While distinct from expressionist art that came from Europe, art of the Bay Area Figurative Movement displays the immediacy and warmth that one sees in abstract expressionist painting. Elmer Bischoff was older than Diebenkorn, and he had experiences in the world that led to his taking an independent turn in painting.
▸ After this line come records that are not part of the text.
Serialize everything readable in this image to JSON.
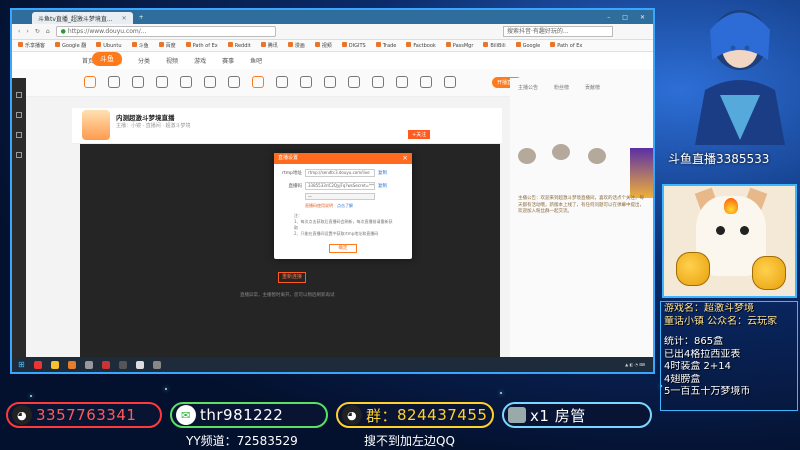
{
  "browser": {
    "tab_title": "斗鱼tv直播_超激斗梦境直...",
    "address": "https://www.douyu.com/...",
    "search_placeholder": "搜索抖音·有趣好玩的...",
    "bookmarks": [
      "乐享播客",
      "Google 翻",
      "Ubuntu",
      "斗鱼",
      "百度",
      "Path of Ex",
      "Reddit",
      "腾讯",
      "漫画",
      "视频",
      "DIGITS",
      "Trade",
      "Factbook",
      "PassMgr",
      "BiliBili",
      "Google",
      "Path of Ex"
    ]
  },
  "site": {
    "logo": "斗鱼",
    "nav": [
      "首页",
      "直播",
      "分类",
      "视频",
      "游戏",
      "赛事",
      "鱼吧"
    ],
    "start_live": "开播直播"
  },
  "room": {
    "title": "内测超激斗梦境直播",
    "subtitle": "主播：小镜  ·  直播间  ·  超激斗梦境",
    "follow": "+关注"
  },
  "dialog": {
    "title": "直播设置",
    "rtmp_label": "rtmp地址",
    "rtmp_value": "rtmp://sendtc3.douyu.com/live",
    "code_label": "直播码",
    "code_value": "3385533rlC2QyjFq?wsSecret=******",
    "copy": "复制",
    "select_value": "一",
    "link_text": "直播码使用说明",
    "link_more": "点击了解",
    "notes": "注：\n1、每次点击获取后直播码会刷新，每次直播前请重新获取\n2、只能在直播间设置中获取rtmp地址和直播码",
    "ok": "确定"
  },
  "player": {
    "err_button": "重新连接",
    "err_text": "直播异常，主播暂时离开，您可以稍后刷新再试"
  },
  "right_panel": {
    "tabs": [
      "主播公告",
      "粉丝榜",
      "贡献榜"
    ],
    "text": "主播公告：欢迎来到超激斗梦境直播间，喜欢的话点个关注，每天都有活动哦，新版本上线了，有任何问题可以在弹幕中提出，欢迎加入粉丝群一起交流。"
  },
  "overlay": {
    "douyu_room": "斗鱼直播3385533",
    "game_name": "游戏名：超激斗梦境",
    "host": "童话小镇  公众名：云玩家",
    "stats": [
      "统计：865盒",
      "已出4格拉西亚表",
      "4时装盒  2+14",
      "4翅膀盒",
      "5一百五十万梦境币"
    ],
    "qq": "3357763341",
    "wechat": "thr981222",
    "qun_label": "群：",
    "qun": "824437455",
    "admin": "x1 房管",
    "yy_channel": "YY频道：72583529",
    "search_tip": "搜不到加左边QQ"
  },
  "colors": {
    "overlay_bg": "#0b2b6b",
    "accent_blue": "#3bb6ff",
    "douyu_orange": "#ff7a1a",
    "qq_red": "#ff3a3a",
    "wechat_green": "#5ae063",
    "qun_yellow": "#ffd12d"
  }
}
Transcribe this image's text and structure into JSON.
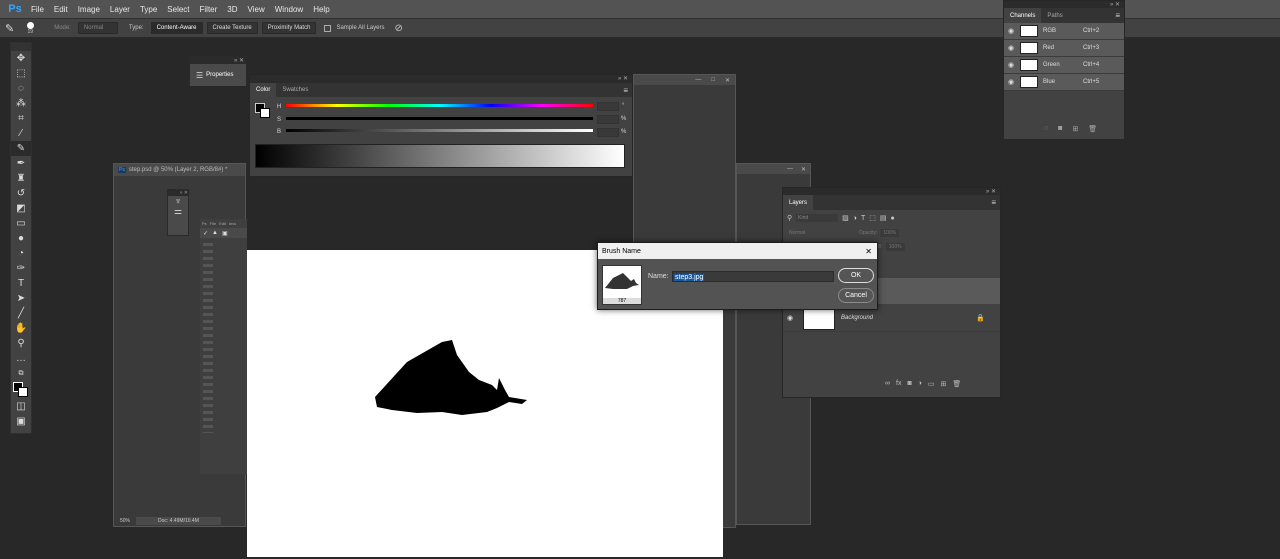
{
  "app": {
    "logo": "Ps"
  },
  "menu": [
    "File",
    "Edit",
    "Image",
    "Layer",
    "Type",
    "Select",
    "Filter",
    "3D",
    "View",
    "Window",
    "Help"
  ],
  "options": {
    "brush_size": "19",
    "mode_label": "Mode:",
    "mode_value": "Normal",
    "type_label": "Type:",
    "btn_content_aware": "Content-Aware",
    "btn_create_texture": "Create Texture",
    "btn_proximity": "Proximity Match",
    "sample_all": "Sample All Layers"
  },
  "properties_panel": {
    "label": "Properties"
  },
  "color_panel": {
    "tabs": [
      "Color",
      "Swatches"
    ],
    "sliders": [
      {
        "label": "H",
        "unit": "°"
      },
      {
        "label": "S",
        "unit": "%"
      },
      {
        "label": "B",
        "unit": "%"
      }
    ]
  },
  "document": {
    "title": "step.psd @ 50% (Layer 2, RGB/8#) *",
    "zoom": "50%",
    "doc_info": "Doc: 4.49M/10.4M",
    "mini_tabs": [
      "Ps",
      "File",
      "Edit",
      "Ima"
    ]
  },
  "channels_panel": {
    "tabs": [
      "Channels",
      "Paths"
    ],
    "channels": [
      {
        "name": "RGB",
        "shortcut": "Ctrl+2"
      },
      {
        "name": "Red",
        "shortcut": "Ctrl+3"
      },
      {
        "name": "Green",
        "shortcut": "Ctrl+4"
      },
      {
        "name": "Blue",
        "shortcut": "Ctrl+5"
      }
    ]
  },
  "layers_panel": {
    "title": "Layers",
    "kind_placeholder": "Kind",
    "blend_mode": "Normal",
    "opacity_label": "Opacity:",
    "opacity_value": "100%",
    "fill_label": "Fill:",
    "fill_value": "100%",
    "layers": [
      {
        "name": "Background",
        "locked": true
      }
    ]
  },
  "brush_dialog": {
    "title": "Brush Name",
    "name_label": "Name:",
    "name_value": "step3.jpg",
    "preview_size": "787",
    "ok": "OK",
    "cancel": "Cancel"
  },
  "colors": {
    "accent": "#31a8ff",
    "selection": "#1c5a9e"
  }
}
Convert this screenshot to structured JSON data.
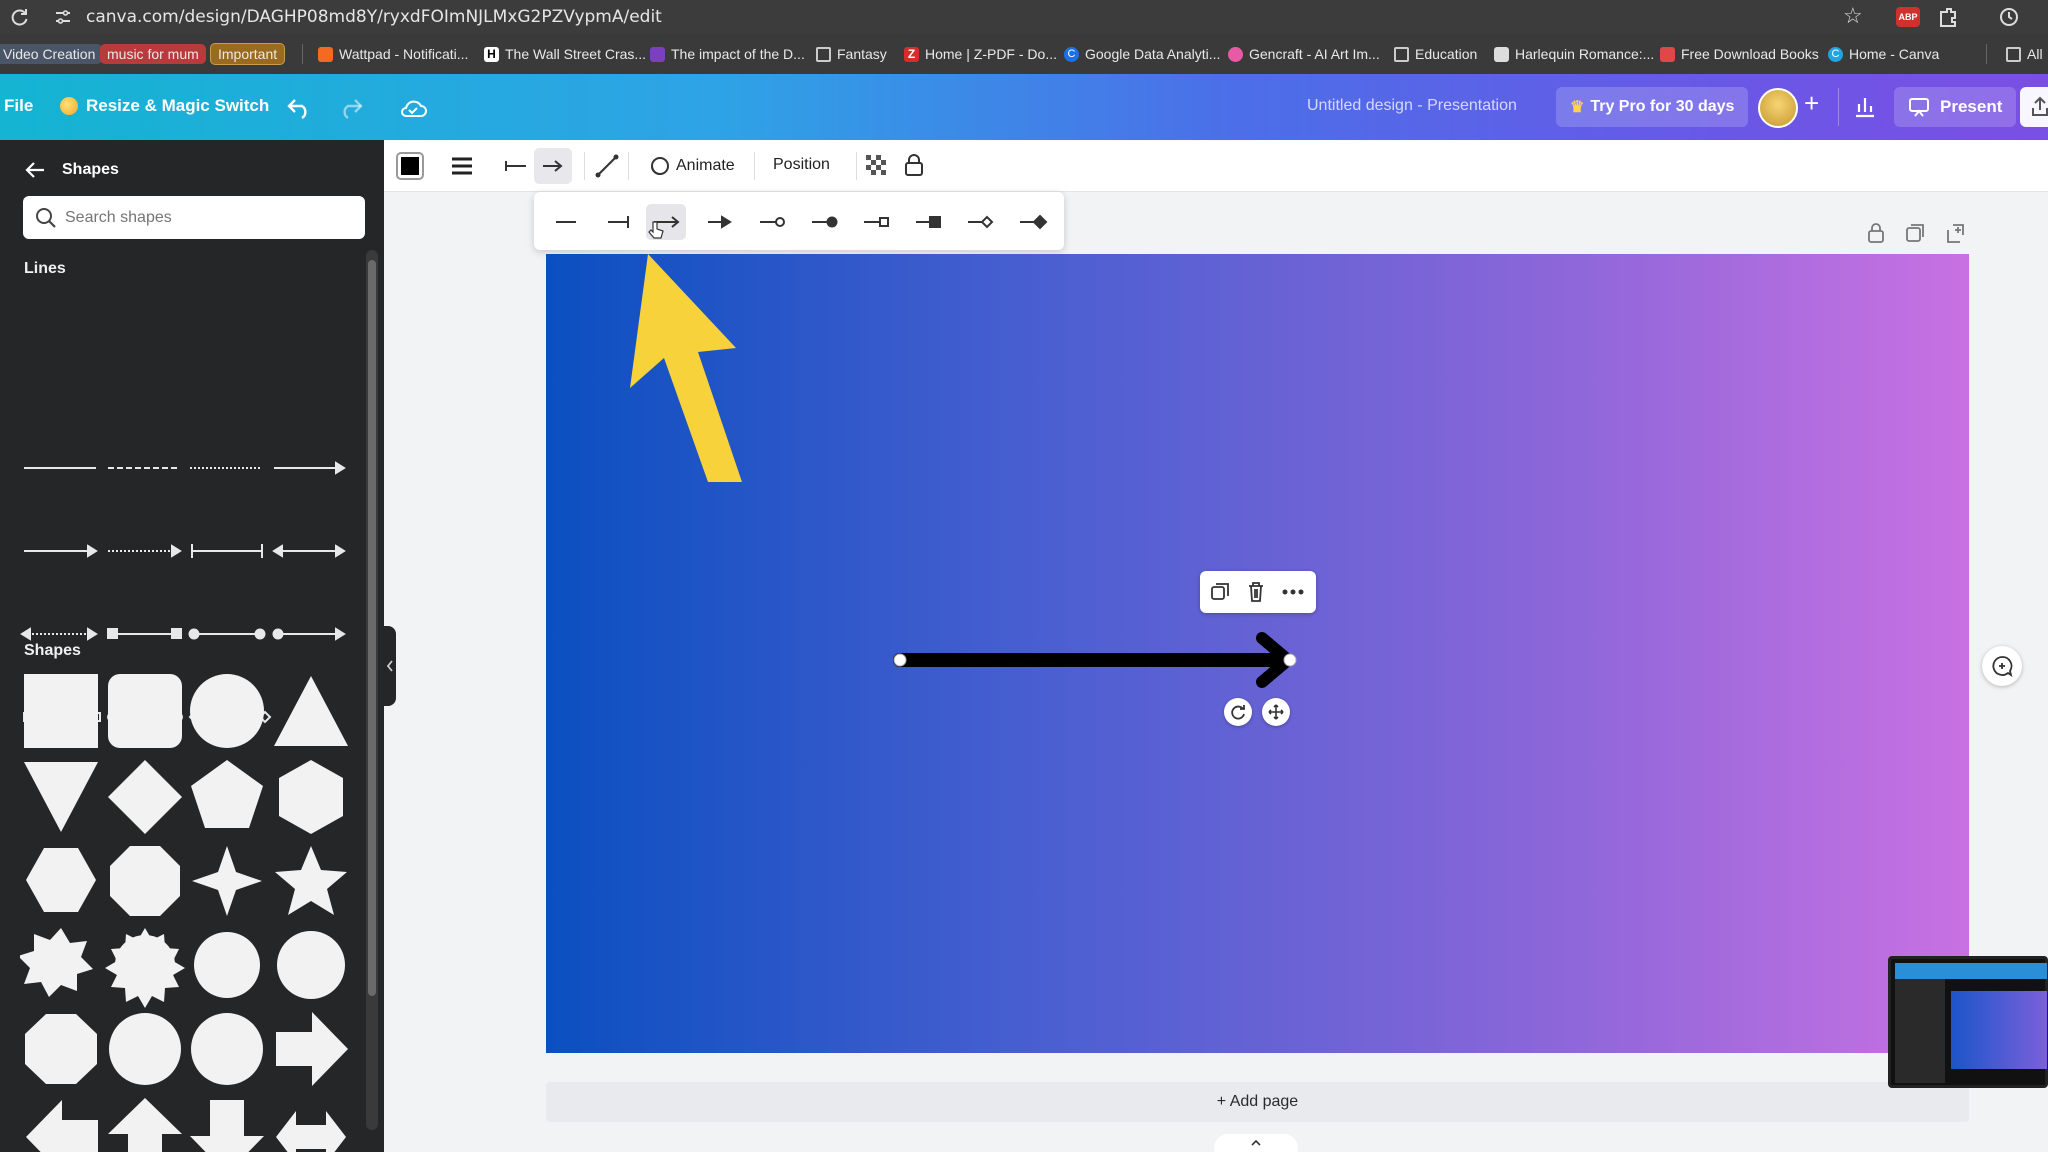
{
  "browser": {
    "url": "canva.com/design/DAGHP08md8Y/ryxdFOImNJLMxG2PZVypmA/edit"
  },
  "bookmarks": [
    {
      "label": "Video Creation",
      "kind": "chip",
      "color": "#4a5568"
    },
    {
      "label": "music for mum",
      "kind": "chip",
      "color": "#b83a3a"
    },
    {
      "label": "Important",
      "kind": "chip",
      "color": "#9a6a1e"
    },
    {
      "label": "Wattpad - Notificati...",
      "icon": "wattpad-icon",
      "color": "#f26b21"
    },
    {
      "label": "The Wall Street Cras...",
      "icon": "h-icon",
      "color": "#ffffff"
    },
    {
      "label": "The impact of the D...",
      "icon": "onenote-icon",
      "color": "#7b3fbf"
    },
    {
      "label": "Fantasy",
      "icon": "folder-icon",
      "color": "#cccccc"
    },
    {
      "label": "Home | Z-PDF - Do...",
      "icon": "zpdf-icon",
      "color": "#d92b2b"
    },
    {
      "label": "Google Data Analyti...",
      "icon": "coursera-icon",
      "color": "#1f6fe8"
    },
    {
      "label": "Gencraft - AI Art Im...",
      "icon": "gencraft-icon",
      "color": "#e85aa5"
    },
    {
      "label": "Education",
      "icon": "folder-icon",
      "color": "#cccccc"
    },
    {
      "label": "Harlequin Romance:...",
      "icon": "harlequin-icon",
      "color": "#dddddd"
    },
    {
      "label": "Free Download Books",
      "icon": "book-icon",
      "color": "#e04848"
    },
    {
      "label": "Home - Canva",
      "icon": "canva-icon",
      "color": "#1fa5e0"
    },
    {
      "label": "All",
      "icon": "folder-icon",
      "color": "#cccccc"
    }
  ],
  "topbar": {
    "file": "File",
    "resize": "Resize & Magic Switch",
    "design_title": "Untitled design - Presentation",
    "try_pro": "Try Pro for 30 days",
    "present": "Present"
  },
  "sidebar": {
    "title": "Shapes",
    "search_placeholder": "Search shapes",
    "lines_heading": "Lines",
    "shapes_heading": "Shapes"
  },
  "toolbar": {
    "animate": "Animate",
    "position": "Position"
  },
  "canvas": {
    "add_page": "+ Add page"
  },
  "colors": {
    "accent_yellow": "#f7d23a",
    "arrow_black": "#000000"
  }
}
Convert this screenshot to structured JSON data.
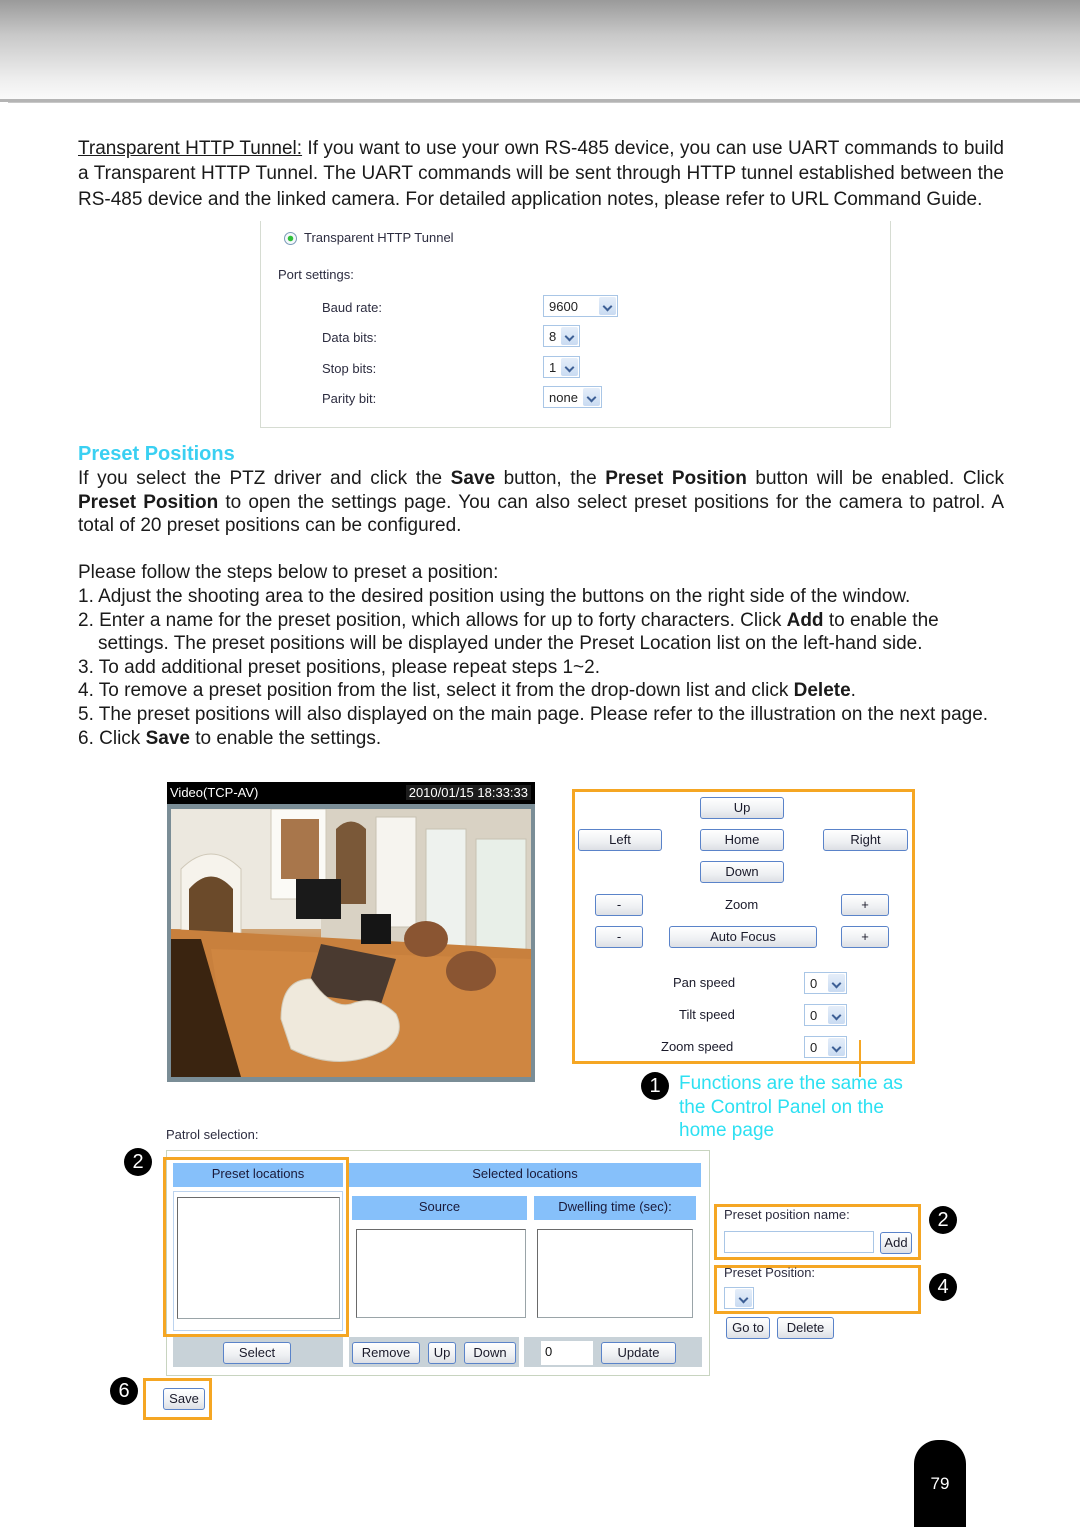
{
  "intro": {
    "link_text": "Transparent HTTP Tunnel:",
    "body": " If you want to use your own RS-485 device, you can use UART commands to build a Transparent HTTP Tunnel. The UART commands will be sent through HTTP tunnel established between the RS-485 device and the linked camera. For detailed application notes, please refer to URL Command Guide."
  },
  "tunnel_panel": {
    "radio_label": "Transparent HTTP Tunnel",
    "port_settings_label": "Port settings:",
    "fields": [
      {
        "label": "Baud rate:",
        "value": "9600"
      },
      {
        "label": "Data bits:",
        "value": "8"
      },
      {
        "label": "Stop bits:",
        "value": "1"
      },
      {
        "label": "Parity bit:",
        "value": "none"
      }
    ]
  },
  "preset_section": {
    "title": "Preset Positions",
    "p1_a": "If you select the PTZ driver and click the ",
    "p1_b": "Save",
    "p1_c": " button, the ",
    "p1_d": "Preset Position",
    "p1_e": " button will be enabled. Click ",
    "p1_f": "Preset Position",
    "p1_g": " to open the settings page. You can also select preset positions for the camera to patrol. A total of 20 preset positions can be configured.",
    "p2": "Please follow the steps below to preset a position:",
    "steps": [
      {
        "a": "1. Adjust the shooting area to the desired position using the buttons on the right side of the window.",
        "b": "",
        "c": ""
      },
      {
        "a": "2. Enter a name for the preset position, which allows for up to forty characters. Click ",
        "b": "Add",
        "c": " to enable the settings. The preset positions will be displayed under the Preset Location list on the left-hand side."
      },
      {
        "a": "3. To add additional preset positions, please repeat steps 1~2.",
        "b": "",
        "c": ""
      },
      {
        "a": "4. To remove a preset position from the list, select it from the drop-down list and click ",
        "b": "Delete",
        "c": "."
      },
      {
        "a": "5. The preset positions will also displayed on the main page. Please refer to the illustration on the next page.",
        "b": "",
        "c": ""
      },
      {
        "a": "6. Click ",
        "b": "Save",
        "c": " to enable the settings."
      }
    ]
  },
  "video": {
    "title": "Video(TCP-AV)",
    "timestamp": "2010/01/15 18:33:33"
  },
  "control_panel": {
    "up": "Up",
    "left": "Left",
    "home": "Home",
    "right": "Right",
    "down": "Down",
    "zoom_label": "Zoom",
    "minus": "-",
    "plus": "+",
    "auto_focus": "Auto Focus",
    "pan_speed_label": "Pan speed",
    "tilt_speed_label": "Tilt speed",
    "zoom_speed_label": "Zoom speed",
    "pan_speed": "0",
    "tilt_speed": "0",
    "zoom_speed": "0"
  },
  "callout": {
    "badge": "1",
    "text": "Functions are the same as the Control Panel on the home page"
  },
  "patrol": {
    "label": "Patrol selection:",
    "preset_locations": "Preset locations",
    "selected_locations": "Selected locations",
    "source": "Source",
    "dwelling": "Dwelling time (sec):",
    "select": "Select",
    "remove": "Remove",
    "up": "Up",
    "down": "Down",
    "dwell_value": "0",
    "update": "Update",
    "save": "Save"
  },
  "right_panel": {
    "name_label": "Preset position name:",
    "add": "Add",
    "position_label": "Preset Position:",
    "goto": "Go to",
    "delete": "Delete"
  },
  "badges": {
    "b2_left": "2",
    "b2_right": "2",
    "b4": "4",
    "b6": "6"
  },
  "page_number": "79"
}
Bischoff's quiet and lyrical paintings were serious in a different way from the painting which was being taken seriously at the time; and which saw the rise of Abstract expressionism.

A retrospective of Elmer Bischoff's work, Grand Lyricist: The Art of Elmer Bischoff, was offered by the Oakland Museum of California, November 3, 2001- January 13, 2002. The Crocker Art Museum (California), the de Young Museum, the Hirshhorn Museum and Sculpture Garden (Washington D.C.), the Honolulu Museum of Art, the Kemper Museum of Contemporary Art (Kansas City, Missouri), the Museum of the National Academy of Design (New York City), the Museum of Fine Arts, Houston (Texas), the Oklahoma City Museum of Art, the Orange County Museum of Art, The Phillips Collection (Washington D.C.), the San Francisco Museum of Modern Art, and the Smithsonian American Art Museum (Washington D.C.) are among the public collections holding works by Elmer Bischoff.

Bischoff was the father of composer John Bischoff.